New Zealand landscape architect (1917–2005)

Muriel Mary Watt (née Lysaght; 27 March 1917 – 2 July 2005) was a New Zealand landscape architect and gardener.

== Biography ==
Watt was born Muriel Mary Lysaght on 27 March 1917, the daughter of Emily Muriel Lysaght (née Stowe) and Brian Cuthbert Lysaght, and spent her childhood in Mokoia, Taranaki. Her sister was scientist Averil Lysaght. Her maternal grandparents were Jane Stowe and Leonard Stowe.
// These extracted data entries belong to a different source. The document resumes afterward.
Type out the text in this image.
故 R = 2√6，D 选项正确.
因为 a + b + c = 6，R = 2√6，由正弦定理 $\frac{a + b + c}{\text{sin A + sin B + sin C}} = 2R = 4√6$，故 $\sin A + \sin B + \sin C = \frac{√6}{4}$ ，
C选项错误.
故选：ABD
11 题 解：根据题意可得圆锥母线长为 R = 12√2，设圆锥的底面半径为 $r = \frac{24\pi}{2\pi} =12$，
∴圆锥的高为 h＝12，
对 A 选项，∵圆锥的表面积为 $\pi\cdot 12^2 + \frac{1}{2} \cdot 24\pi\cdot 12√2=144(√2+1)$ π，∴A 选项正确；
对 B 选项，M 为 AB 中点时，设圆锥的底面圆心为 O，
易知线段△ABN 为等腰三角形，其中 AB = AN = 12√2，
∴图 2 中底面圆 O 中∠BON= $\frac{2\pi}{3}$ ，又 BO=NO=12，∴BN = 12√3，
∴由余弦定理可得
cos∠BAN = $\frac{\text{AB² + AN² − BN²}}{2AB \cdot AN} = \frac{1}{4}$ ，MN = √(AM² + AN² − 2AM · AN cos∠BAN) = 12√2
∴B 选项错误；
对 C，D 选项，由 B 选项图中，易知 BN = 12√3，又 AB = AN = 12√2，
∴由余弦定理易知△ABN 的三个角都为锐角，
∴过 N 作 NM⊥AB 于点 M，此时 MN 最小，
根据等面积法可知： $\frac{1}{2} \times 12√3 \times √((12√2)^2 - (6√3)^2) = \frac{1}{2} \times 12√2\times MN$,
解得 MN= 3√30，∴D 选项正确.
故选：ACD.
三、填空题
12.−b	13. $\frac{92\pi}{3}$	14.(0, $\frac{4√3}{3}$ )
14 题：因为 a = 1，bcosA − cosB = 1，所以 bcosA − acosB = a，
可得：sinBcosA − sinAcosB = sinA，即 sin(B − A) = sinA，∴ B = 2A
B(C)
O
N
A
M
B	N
Her cousin was the artist John Lysaght Moore.

Lysaght began her career as a gardener at the Dunedin Botanic Gardens in 1936. In 1946, she enrolled to study at the New Zealand Institute of Horticulture, completing a three-year course. In 1950 and 1951, she studied at the Royal College of Art in London, in the School of Architecture. It is likely that she was New Zealand's first woman landscape architect, and when she qualified was perhaps the only New Zealander to be a member of the Institute of Landscape Architects (UK). Lysaght started her own landscape architecture business in Wellington in 1951. Her most notable work was the garden for Shirley Smith and Bill Sutch for their house in Brooklyn, Wellington.

In 1953, Lysaght married John Harold Watt, a scientist who rose to become assistant director of the horticulture division of the Ministry of Agriculture and Fisheries. The couple lived in Brooklyn, Wellington, for most of their married life. Mary Watt died in Wellington on 2 July 2005, and was buried in Hāwera Cemetery. Her husband died the following year.